The teams winning in 2026 use large context windows as a safety net, not a strategy. The strategy is still curation.
The Bottom Line
If you’re building AI agents and spending time on prompt wording, you’re optimizing the wrong variable. The research from Anthropic, Manus, LangChain, and the broader agent ecosystem all point to the same conclusion:
The smallest set of high-signal tokens wins.
Every context slot is a scarce resource. Every unnecessary token is attention stolen from a useful one. The discipline of choosing what your agent sees — and what it doesn’t — is the defining skill of agent engineering in 2026.
Prompt engineering asked: “How do I phrase this?” Context engineering asks: “What does the model need to see right now, and nothing more?”
The second question is harder. It’s also the one that matters.
FAQ
What’s the difference between prompt engineering and context engineering? Prompt engineering focuses on crafting effective instructions and phrasing. Context engineering manages the entire information state available to the model at runtime — including system prompts, tools, retrieved data, conversation history, and external context. It’s a superset that treats token curation as the primary optimization lever.

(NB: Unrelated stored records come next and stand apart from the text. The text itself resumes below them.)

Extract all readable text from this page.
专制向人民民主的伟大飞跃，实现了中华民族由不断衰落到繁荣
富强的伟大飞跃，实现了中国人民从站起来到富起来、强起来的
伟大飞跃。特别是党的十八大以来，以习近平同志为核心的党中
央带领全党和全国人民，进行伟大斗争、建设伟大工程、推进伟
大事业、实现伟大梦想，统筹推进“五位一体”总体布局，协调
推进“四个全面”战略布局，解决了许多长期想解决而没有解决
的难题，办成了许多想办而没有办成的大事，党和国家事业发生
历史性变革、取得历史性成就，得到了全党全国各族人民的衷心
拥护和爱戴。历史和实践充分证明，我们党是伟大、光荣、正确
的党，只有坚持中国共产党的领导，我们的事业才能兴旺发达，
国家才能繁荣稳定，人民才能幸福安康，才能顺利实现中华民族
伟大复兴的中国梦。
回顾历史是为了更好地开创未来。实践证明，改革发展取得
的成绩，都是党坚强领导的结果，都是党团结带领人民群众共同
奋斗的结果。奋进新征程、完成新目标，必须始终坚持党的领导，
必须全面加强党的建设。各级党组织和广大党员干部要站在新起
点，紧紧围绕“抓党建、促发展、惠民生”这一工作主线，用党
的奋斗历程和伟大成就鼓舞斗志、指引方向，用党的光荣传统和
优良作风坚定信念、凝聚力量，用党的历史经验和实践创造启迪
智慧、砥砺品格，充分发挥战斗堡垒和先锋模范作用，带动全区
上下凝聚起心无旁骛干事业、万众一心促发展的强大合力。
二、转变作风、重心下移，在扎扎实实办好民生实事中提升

Does a larger context window solve context engineering problems? No. According to Anthropic’s research, models suffer from “context rot” where accuracy decreases as token volume increases, regardless of window size. Larger windows provide more room but don’t eliminate the need for curation. Well-curated 50K-token contexts regularly outperform poorly curated 500K-token ones.
How much do MCP tool definitions actually cost in tokens? A single MCP tool definition costs 550–1,400 tokens. Connecting 40 tools burns 55,000+ tokens before the agent processes any user input. Scalekit’s benchmark found MCP costs 4–32x more tokens than CLI alternatives for identical operations, with monthly costs 17x higher at scale.
What’s the most impactful context engineering technique to start with? Start minimal. Anthropic’s recommendation: test with the smallest possible context on your best model, then add information only when you observe specific failure modes. Most teams over-provision context by default, which actively hurts performance.
How does context engineering affect AI agent costs? Dramatically. Manus reports that cache-optimized context reduces per-token costs by 10x ($0.30/MTok vs $3.00/MTok). CLI-based tool access costs $3.20/month at 10K operations versus $55.20 for equivalent MCP calls. Context engineering is simultaneously a performance and cost optimization.